Allerdings spricht einiges für die Erklärung, dass er seinen Beraterstab auf die Probe stellen wollte. Zum einen scheint es ja so zu sein, dass Nebukadnezar nicht nur einmal geträumt hat, sondern in den Versen 1 und 2 ist die Rede von „Träumen“. Es mag also sein, dass Nebukadnezar seinen Traum nicht nur einmal geträumt hat. Gerade weil der Inhalt ihn so sehr erschrocken hat, ist es schwer vorstellbar, dass er ihn vergessen hat. Der König wird geahnt haben, dass seine Träume etwas mit der Zukunft seines Reiches zu tun haben könnten. Das bereitete ihm Angst, und deshalb wollte er sicher gehen, dass er bei der Deutung nicht betrogen wurde. Seine Forderung war somit eine Prüfung der Fähigkeiten und Integrität seiner Experten. Man kann dem Bibeltext nicht entnehmen, dass er den Traum tatsächlich vergessen hat. Es wird gesagt, man könne die Aussage in Vers 3 auch so übersetzen: „Der Traum hat mich verlassen.“ Allerdings ist diese Übersetzung nicht sicher. Letztlich spielt es keine entscheidende Rolle, welche der beiden Möglichkeiten man wählt. An der Deutung des Traumes ändert das nichts.

Ein beunruhigter Geist

Die Träume belasteten den König und sein Geist war beunruhigt. Es ist nicht ungewöhnlich, dass Menschen im Traum Themen und Ereignisse verarbeiten, die sie tagsüber intensiv beschäftigt haben. Doch die Träume Nebukadnezars waren keine „normalen“ Träume. Sie kamen von Gott, der zu ihm reden und ihm eine Botschaft übermitteln wollte. Gott steht über den Träumen eines Menschen und kann sie benutzen. Jedenfalls bekam der König Angst. Er konnte die Träume nicht einfach abschütteln.
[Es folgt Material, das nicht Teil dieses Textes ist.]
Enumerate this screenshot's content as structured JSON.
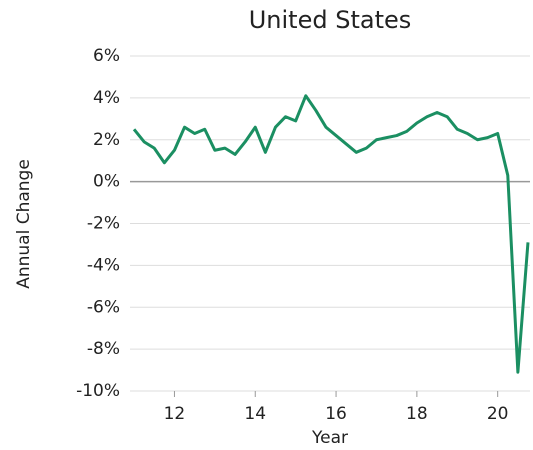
{
  "chart_data": {
    "type": "line",
    "title": "United States",
    "x_label": "Year",
    "y_label": "Annual Change",
    "x": [
      11.0,
      11.25,
      11.5,
      11.75,
      12.0,
      12.25,
      12.5,
      12.75,
      13.0,
      13.25,
      13.5,
      13.75,
      14.0,
      14.25,
      14.5,
      14.75,
      15.0,
      15.25,
      15.5,
      15.75,
      16.0,
      16.25,
      16.5,
      16.75,
      17.0,
      17.25,
      17.5,
      17.75,
      18.0,
      18.25,
      18.5,
      18.75,
      19.0,
      19.25,
      19.5,
      19.75,
      20.0,
      20.25,
      20.5,
      20.75
    ],
    "series": [
      {
        "name": "United States",
        "color": "#1b8f62",
        "values": [
          2.5,
          1.9,
          1.6,
          0.9,
          1.5,
          2.6,
          2.3,
          2.5,
          1.5,
          1.6,
          1.3,
          1.9,
          2.6,
          1.4,
          2.6,
          3.1,
          2.9,
          4.1,
          3.4,
          2.6,
          2.2,
          1.8,
          1.4,
          1.6,
          2.0,
          2.1,
          2.2,
          2.4,
          2.8,
          3.1,
          3.3,
          3.1,
          2.5,
          2.3,
          2.0,
          2.1,
          2.3,
          0.3,
          -9.1,
          -2.9
        ]
      }
    ],
    "xlim": [
      10.9,
      20.8
    ],
    "xticks": [
      12,
      14,
      16,
      18,
      20
    ],
    "ylim": [
      -10,
      6
    ],
    "yticks": [
      {
        "value": -10,
        "label": "-10%"
      },
      {
        "value": -8,
        "label": "-8%"
      },
      {
        "value": -6,
        "label": "-6%"
      },
      {
        "value": -4,
        "label": "-4%"
      },
      {
        "value": -2,
        "label": "-2%"
      },
      {
        "value": 0,
        "label": "0%"
      },
      {
        "value": 2,
        "label": "2%"
      },
      {
        "value": 4,
        "label": "4%"
      },
      {
        "value": 6,
        "label": "6%"
      }
    ],
    "grid": true
  }
}
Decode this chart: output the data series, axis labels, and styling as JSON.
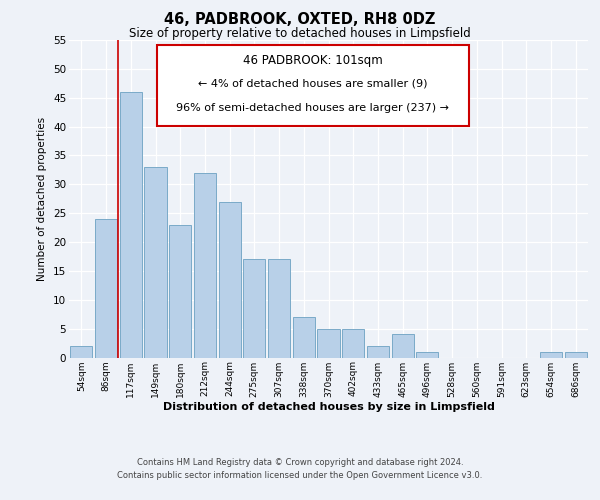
{
  "title": "46, PADBROOK, OXTED, RH8 0DZ",
  "subtitle": "Size of property relative to detached houses in Limpsfield",
  "xlabel": "Distribution of detached houses by size in Limpsfield",
  "ylabel": "Number of detached properties",
  "bin_labels": [
    "54sqm",
    "86sqm",
    "117sqm",
    "149sqm",
    "180sqm",
    "212sqm",
    "244sqm",
    "275sqm",
    "307sqm",
    "338sqm",
    "370sqm",
    "402sqm",
    "433sqm",
    "465sqm",
    "496sqm",
    "528sqm",
    "560sqm",
    "591sqm",
    "623sqm",
    "654sqm",
    "686sqm"
  ],
  "bar_values": [
    2,
    24,
    46,
    33,
    23,
    32,
    27,
    17,
    17,
    7,
    5,
    5,
    2,
    4,
    1,
    0,
    0,
    0,
    0,
    1,
    1
  ],
  "bar_color": "#b8d0e8",
  "bar_edge_color": "#7aaac8",
  "marker_line_color": "#cc0000",
  "annotation_title": "46 PADBROOK: 101sqm",
  "annotation_line1": "← 4% of detached houses are smaller (9)",
  "annotation_line2": "96% of semi-detached houses are larger (237) →",
  "annotation_box_facecolor": "#ffffff",
  "annotation_box_edgecolor": "#cc0000",
  "ylim": [
    0,
    55
  ],
  "yticks": [
    0,
    5,
    10,
    15,
    20,
    25,
    30,
    35,
    40,
    45,
    50,
    55
  ],
  "footer_line1": "Contains HM Land Registry data © Crown copyright and database right 2024.",
  "footer_line2": "Contains public sector information licensed under the Open Government Licence v3.0.",
  "bg_color": "#eef2f8",
  "plot_bg_color": "#eef2f8"
}
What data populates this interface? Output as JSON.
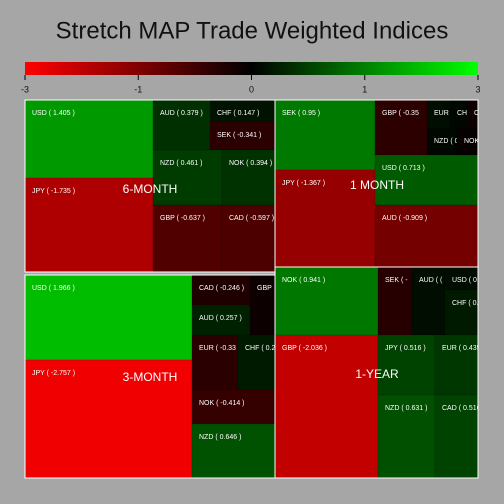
{
  "chart_data": {
    "type": "treemap",
    "title": "Stretch MAP Trade Weighted Indices",
    "colors": [
      "#ff0000",
      "#000000",
      "#00ff00"
    ],
    "colorbar_ticks": [
      -3,
      -1,
      0,
      1,
      3
    ],
    "groups": [
      {
        "name": "6-MONTH",
        "leaves": [
          {
            "label": "USD ( 1.405 )",
            "value": 1.405
          },
          {
            "label": "JPY ( -1.735 )",
            "value": -1.735
          },
          {
            "label": "AUD ( 0.379 )",
            "value": 0.379
          },
          {
            "label": "CHF ( 0.147 )",
            "value": 0.147
          },
          {
            "label": "SEK ( -0.341 )",
            "value": -0.341
          },
          {
            "label": "NZD ( 0.461 )",
            "value": 0.461
          },
          {
            "label": "NOK ( 0.394 )",
            "value": 0.394
          },
          {
            "label": "GBP ( -0.637 )",
            "value": -0.637
          },
          {
            "label": "CAD ( -0.597 )",
            "value": -0.597
          }
        ]
      },
      {
        "name": "1 MONTH",
        "leaves": [
          {
            "label": "SEK ( 0.95 )",
            "value": 0.95
          },
          {
            "label": "JPY ( -1.367 )",
            "value": -1.367
          },
          {
            "label": "GBP ( -0.35",
            "value": -0.35
          },
          {
            "label": "EUR",
            "value": 0.1
          },
          {
            "label": "CH",
            "value": 0.05
          },
          {
            "label": "CA",
            "value": -0.1
          },
          {
            "label": "NZD ( 0",
            "value": 0.05
          },
          {
            "label": "NOK",
            "value": -0.05
          },
          {
            "label": "USD ( 0.713 )",
            "value": 0.713
          },
          {
            "label": "AUD ( -0.909 )",
            "value": -0.909
          }
        ]
      },
      {
        "name": "3-MONTH",
        "leaves": [
          {
            "label": "USD ( 1.966 )",
            "value": 1.966
          },
          {
            "label": "JPY ( -2.757 )",
            "value": -2.757
          },
          {
            "label": "CAD ( -0.246 )",
            "value": -0.246
          },
          {
            "label": "AUD ( 0.257 )",
            "value": 0.257
          },
          {
            "label": "GBP",
            "value": -0.1
          },
          {
            "label": "EUR ( -0.33",
            "value": -0.33
          },
          {
            "label": "CHF ( 0.2",
            "value": 0.2
          },
          {
            "label": "NOK ( -0.414 )",
            "value": -0.414
          },
          {
            "label": "NZD ( 0.646 )",
            "value": 0.646
          }
        ]
      },
      {
        "name": "1-YEAR",
        "leaves": [
          {
            "label": "NOK ( 0.941 )",
            "value": 0.941
          },
          {
            "label": "GBP ( -2.036 )",
            "value": -2.036
          },
          {
            "label": "SEK ( -",
            "value": -0.3
          },
          {
            "label": "AUD ( (",
            "value": 0.1
          },
          {
            "label": "USD ( 0",
            "value": 0.1
          },
          {
            "label": "CHF ( 0.",
            "value": 0.2
          },
          {
            "label": "JPY ( 0.516 )",
            "value": 0.516
          },
          {
            "label": "EUR ( 0.435",
            "value": 0.435
          },
          {
            "label": "NZD ( 0.631 )",
            "value": 0.631
          },
          {
            "label": "CAD ( 0.516",
            "value": 0.516
          }
        ]
      }
    ]
  }
}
Sie verfolgten ihn, so dass er unbedingt wissen wollte, was sie zu bedeuten hatten.

Daniel machte später klar, worum es ging: „Dir, o König, stiegen auf deinem Lager Gedanken auf, was nach diesem geschehen wird; und der, der die Geheimnisse offenbart, hat dir kundgetan, was geschehen wird“ (Vers 29). Nebukadnezar war nicht anders als viele Menschen heute. Er machte sich Sorgen um seine Zukunft und die seines großen Königreiches. Er war ein erfolgreicher Stratege und hatte große Eroberungen gemacht. Er war der Dreh- und Angelpunkt eines gewaltigen Reiches. Nichts konnte ihm verwehrt werden. Dennoch machte er sich Sorgen um die Zukunft. Er handelte ganz anders als der reiche Mann, von dem der Herr Jesus sprach. Der sah die Zukunft leichtsinnigerweise sehr entspannt: „Und ich will zu meiner Seele sagen: Seele, du hast viele Güter daliegen auf viele Jahre; ruhe aus, iss, trink, sei fröhlich“ (Lk 12,19). Jedenfalls empfand der König offenbar eine gewisse Last, die auf ihm lag. Von Shakespeare stammt der Satz: „Unruhig liegt das Haupt, das eine Krone trägt.“4 Bis heute gilt oft, dass, je höher die Position, desto größer die Sorgen sind.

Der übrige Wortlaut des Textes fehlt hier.